Eres una niña sencilla, como las margaritas del campo donde habitas. Brincas, como el agua entre las piedras del estero. Los pájaros te enseñan a cantar, y de la espiga aprendes el secreto de la danza.
Cuando, cansada de jugar te tiendes sobre la hierba, las amapolas trepan a tu cara. Nada logra quitarte la alegría, eres una niña feliz. Tal vez debería decirte “fuiste”, porque a los diez años la familia se muda, y tu niñez se esfuma entre las cuatro paredes de un patio de ciudad y sufres y añoras esa anchurosa tierra que te vio nacer.
-         ¿Quién se mudó?...¿Cómo?...¿Qué?
-         ¡Bah!, despertó Vejez, ¡sigue durmiendo, mejor!
-         ¡Cállate, Adolescencia!  Eres una insolente…y tú chicoco ¿Qué miras con esos ojos curiosos?

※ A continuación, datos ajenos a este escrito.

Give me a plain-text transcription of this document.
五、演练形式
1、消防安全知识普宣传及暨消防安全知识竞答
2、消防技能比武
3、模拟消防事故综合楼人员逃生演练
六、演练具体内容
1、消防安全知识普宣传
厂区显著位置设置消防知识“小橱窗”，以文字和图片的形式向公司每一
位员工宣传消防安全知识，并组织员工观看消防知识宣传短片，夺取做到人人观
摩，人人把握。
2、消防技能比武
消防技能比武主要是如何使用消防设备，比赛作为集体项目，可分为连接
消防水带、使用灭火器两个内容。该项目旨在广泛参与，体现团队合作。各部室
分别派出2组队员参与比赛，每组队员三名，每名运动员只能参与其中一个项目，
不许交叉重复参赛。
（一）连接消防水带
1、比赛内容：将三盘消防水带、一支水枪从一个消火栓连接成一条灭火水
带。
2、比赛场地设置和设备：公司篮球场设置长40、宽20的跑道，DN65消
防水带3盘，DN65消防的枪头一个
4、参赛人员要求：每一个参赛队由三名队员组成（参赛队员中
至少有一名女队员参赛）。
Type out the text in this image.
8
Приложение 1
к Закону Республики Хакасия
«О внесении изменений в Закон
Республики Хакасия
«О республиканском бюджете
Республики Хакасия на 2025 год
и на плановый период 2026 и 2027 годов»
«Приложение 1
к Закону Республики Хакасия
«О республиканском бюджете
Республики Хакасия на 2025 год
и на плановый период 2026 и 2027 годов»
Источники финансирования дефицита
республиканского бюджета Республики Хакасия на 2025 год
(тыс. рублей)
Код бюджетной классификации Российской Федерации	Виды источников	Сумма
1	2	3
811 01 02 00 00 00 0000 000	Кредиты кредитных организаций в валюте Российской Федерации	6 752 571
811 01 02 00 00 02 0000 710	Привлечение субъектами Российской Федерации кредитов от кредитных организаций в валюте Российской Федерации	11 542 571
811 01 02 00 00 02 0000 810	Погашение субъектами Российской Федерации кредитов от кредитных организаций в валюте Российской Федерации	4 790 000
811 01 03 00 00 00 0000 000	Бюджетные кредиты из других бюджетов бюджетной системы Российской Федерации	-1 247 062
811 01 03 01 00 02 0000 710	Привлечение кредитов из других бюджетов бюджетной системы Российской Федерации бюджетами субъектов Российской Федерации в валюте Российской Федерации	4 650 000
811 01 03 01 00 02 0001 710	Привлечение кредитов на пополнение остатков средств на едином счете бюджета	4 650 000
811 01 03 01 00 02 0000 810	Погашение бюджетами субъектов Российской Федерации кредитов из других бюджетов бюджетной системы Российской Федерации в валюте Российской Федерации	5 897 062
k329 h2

-         ¡Perdón!, por si no lo recuerdas, me llamo Niñez, y exijo respeto.
-         Ja, ja, ja ¿Y por qué tendría que respetarte?
-         Porque soy la arcilla primera; sin mi no hay adolescencia, juventud ni vejez…¿estamos?...¡Contesten!...¿Dónde quedó tu osadía, Adolescencia?...¿Y tú Vejez,, dónde está tu sapiencia? Bueno, “quien calla, otorga”. Al fin comprendieron que soy la más importante. La primigenia, la que mira con curiosidad y ojos limpios, la del corazón puro, la que…¿Por qué lloras, Palme?
-         Porque me has traído de vuelta a la realidad y comprendo que mi niñez fue única y hermosa y se es niña una sola vez en la vida.
-         Toma, seca tus lágrimas; ya no eres una niña.
-         Es verdad, “ella” quedó en el pasado.
-         Dime, Palme, ¿hay algo importante que no mencioné? Los fantasmas también envejecemos y olvidamos algunas cosas.
-         Sí, querida Niñez, hay algo que me gustaría recordar. Es una gris tarde de otoño y…escucha, mejor:
-         Palme, Palme, ¿dónde estás?
-         Aquí, abuelita.
-         ¿Aquí dónde?
-         Arriba del nogal.
-         ¿Qué haces allí, niña por Dios? Te puedes caer. Baja de una vez.
-         Más ratito, ¿ya?
-         No, ven a tomar once.
-         Voy enseguida.
-         Mi abuela se marchó y yo seguí arriba del nogal.
Se avecinaba mal tiempo y un fuerte viento comenzó a remecer el árbol. Vi acercarse las primeras brumas
del atardecer; cuando quise bajar me di cuenta que no era tan fácil como subir, o tal vez el susto no me lo permitió. Grité con todas mis fuerzas, pero nadie pareció escucharme.
A punto de oscurecer, llegó mi abuelita con una escalera. Siempre pensé que la demora en rescatarme, fue para darme una lección. Llorando, le juré que nunca más lo haría y de su mano volví a la casa.

- Después de aquel susto, estoy segura que nunca más te subiste al nogal ¿cierto?
- ¿Me creerías si te cuento que al día siguiente, después del desayuno, ya estaba arriba otra vez?